Just thought I should remind people - if you're still reading my blog, please drop a tag or something. I'm starting to feel like this is the end of a Birthday party when everyone's left, and I'm the only one left in the room, talking to the wall that is my own blog posting space.

So, yeah, please tag if you're still reading.


This got me thinking, though - with the advent of stuff like Facebook, Twitter, etc., what's the point of spending 30 minutes drafting a blog post that's just to satisfy your own ego/mind/(fill in this bracket with an appropriate word/phrase you had in mind)?

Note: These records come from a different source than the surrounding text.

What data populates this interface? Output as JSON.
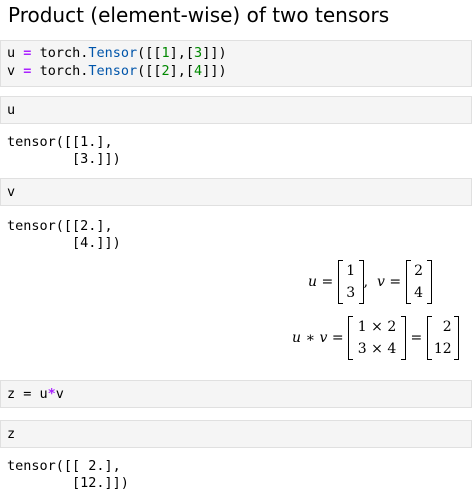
{
  "heading": "Product (element-wise) of two tensors",
  "cells": {
    "c1": {
      "line1": {
        "var": "u",
        "eq": "=",
        "mod": "torch.",
        "cls": "Tensor",
        "open": "([[",
        "n1": "1",
        "mid": "],[",
        "n2": "3",
        "close": "]])"
      },
      "line2": {
        "var": "v",
        "eq": "=",
        "mod": "torch.",
        "cls": "Tensor",
        "open": "([[",
        "n1": "2",
        "mid": "],[",
        "n2": "4",
        "close": "]])"
      }
    },
    "c2": {
      "code": "u",
      "output": "tensor([[1.],\n        [3.]])"
    },
    "c3": {
      "code": "v",
      "output": "tensor([[2.],\n        [4.]])"
    },
    "c4": {
      "code_a": "z = u",
      "code_op": "*",
      "code_b": "v"
    },
    "c5": {
      "code": "z",
      "output": "tensor([[ 2.],\n        [12.]])"
    }
  },
  "math": {
    "line1": {
      "u": "u",
      "eq": "=",
      "u_vals": [
        "1",
        "3"
      ],
      "sep": ",",
      "v": "v",
      "eq2": "=",
      "v_vals": [
        "2",
        "4"
      ]
    },
    "line2": {
      "lhs_u": "u",
      "star": "∗",
      "lhs_v": "v",
      "eq": "=",
      "mid_vals": [
        "1 × 2",
        "3 × 4"
      ],
      "eq2": "=",
      "res_vals": [
        "2",
        "12"
      ]
    }
  }
}
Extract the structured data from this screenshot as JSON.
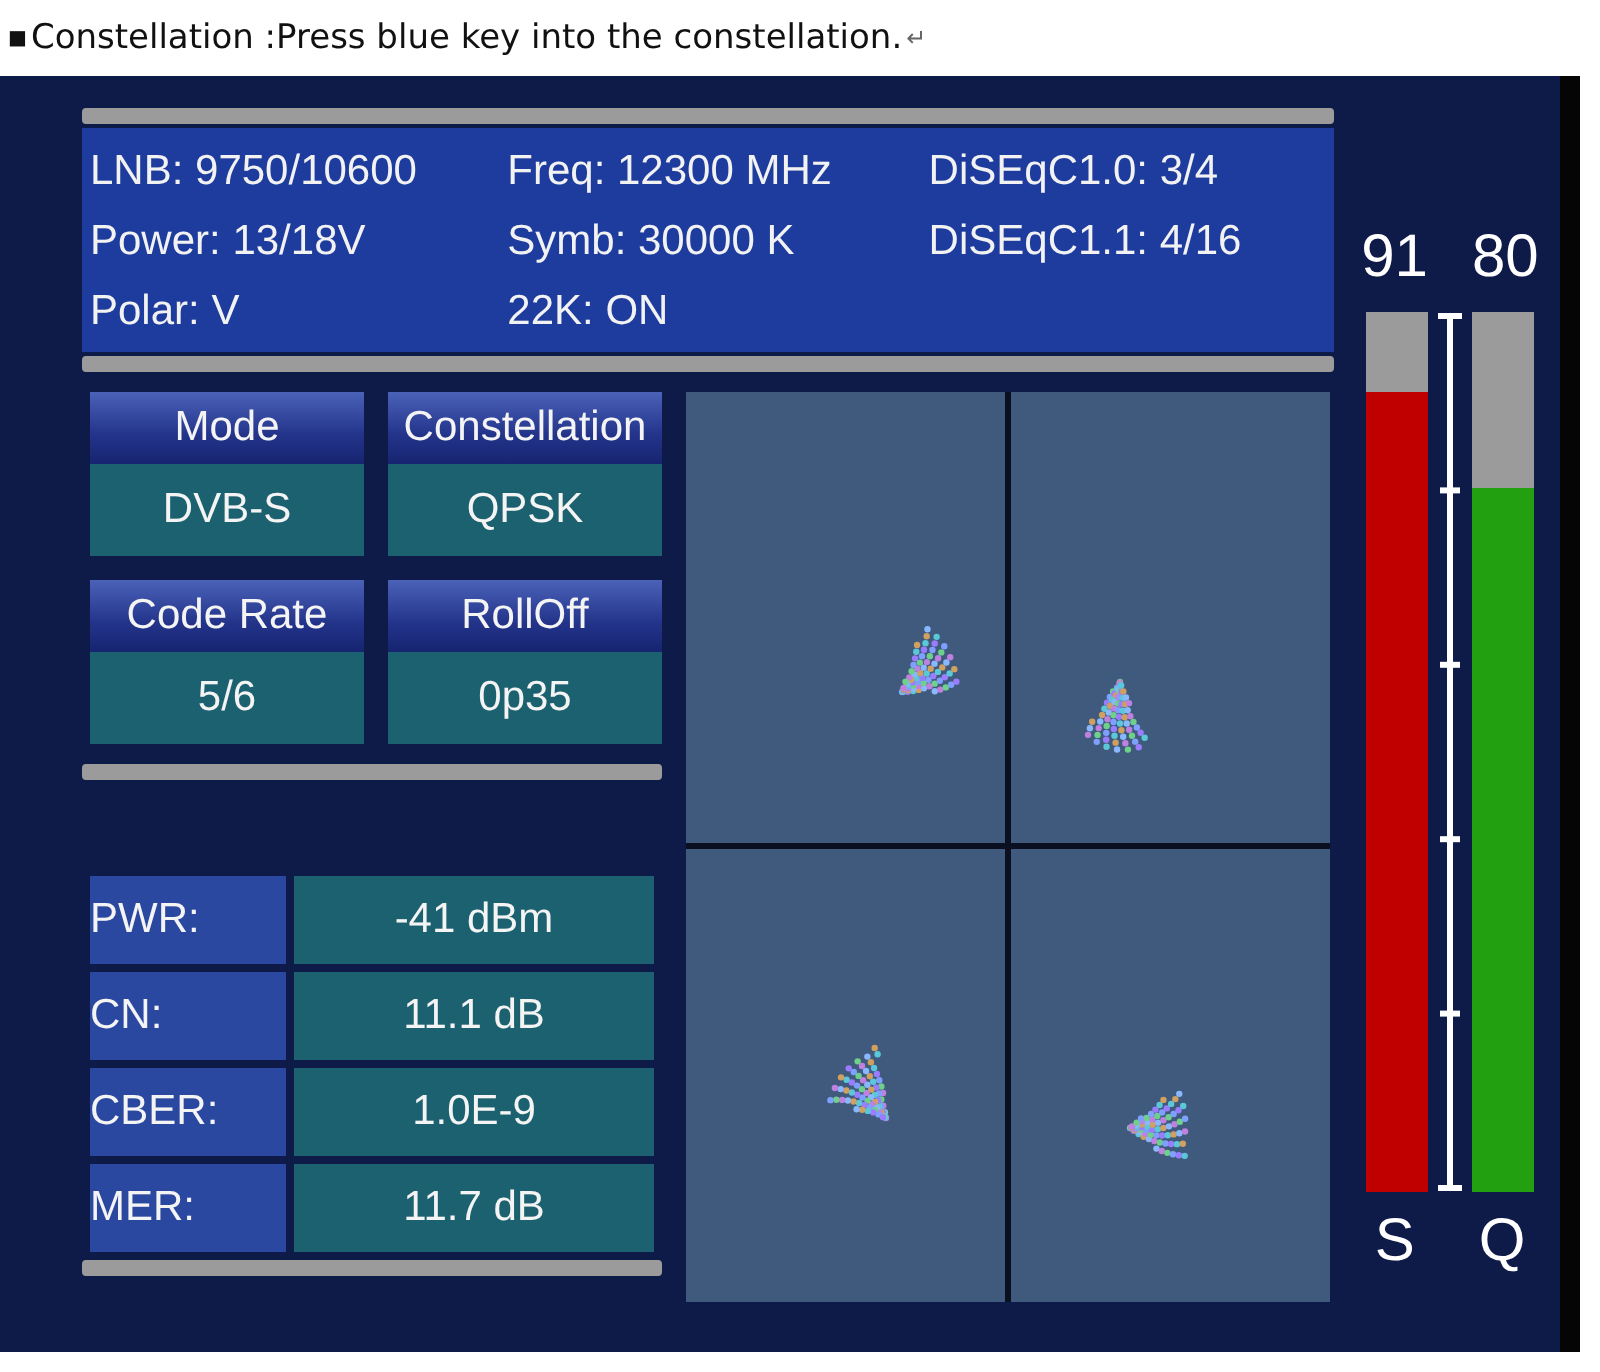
{
  "caption": {
    "bullet": "■",
    "text": "Constellation :Press blue key into the constellation.",
    "mark": "↵"
  },
  "info": [
    [
      "LNB: 9750/10600",
      "Power: 13/18V",
      "Polar: V"
    ],
    [
      "Freq: 12300 MHz",
      "Symb: 30000 K",
      "22K: ON"
    ],
    [
      "DiSEqC1.0: 3/4",
      "DiSEqC1.1: 4/16"
    ]
  ],
  "params": [
    {
      "label": "Mode",
      "value": "DVB-S"
    },
    {
      "label": "Constellation",
      "value": "QPSK"
    },
    {
      "label": "Code Rate",
      "value": "5/6"
    },
    {
      "label": "RollOff",
      "value": "0p35"
    }
  ],
  "measurements": [
    {
      "label": "PWR:",
      "value": "-41 dBm"
    },
    {
      "label": "CN:",
      "value": "11.1 dB"
    },
    {
      "label": "CBER:",
      "value": "1.0E-9"
    },
    {
      "label": "MER:",
      "value": "11.7 dB"
    }
  ],
  "meters": [
    {
      "reading": "91",
      "name": "S",
      "level": 0.91,
      "color": "#c00000"
    },
    {
      "reading": "80",
      "name": "Q",
      "level": 0.8,
      "color": "#22a010"
    }
  ]
}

Look at the status update.

That's a quick, short and simple 'drug' to the same condition that people had before - the desire to be heard by "annonymous".

Not only can you send text across, but you can also share photos of, oh, I don't know, your bear wearing a poppy, or a bowl of clothes size tags that you arranged to form a rainbow!

So, why am I still blogging?

Well, to be honest, there is one secret reason.

It's related to essay-writing.

To be honest, I was never really good at writing essays/stories. But ever since I got into blogging, with the influence of friends like Mervyn Wee and Isaac Wong (who have been blogging since P6, before I know what a blog was), I realised that I was generating more essays than I would ever have written. And that's not the best part. The best part is that I actually enjoyed writing these essays, mainly because it serves an egocentric purpose of seeking attention + expressing emotions/thoughts/feelings.

Blogging, to me, feels a bit like your own YouTube channel. You get to post a heap of rubbish, and even if nobody read it, you feel like somebody heard you. (Unless you have a stat counter or a tagboard. A stat counter shows you that a thousand people have read your blog, which might be more people than you'd probably have in your iPhone contacts list. On the other hand, your tagboard will probably be so dead, you'd think nobody reads your blog.)

So, there's a hint. If you want to improve your essay-writing/argumentative/debating/critical skills (critical as in 'critique', not 'vital'), blog.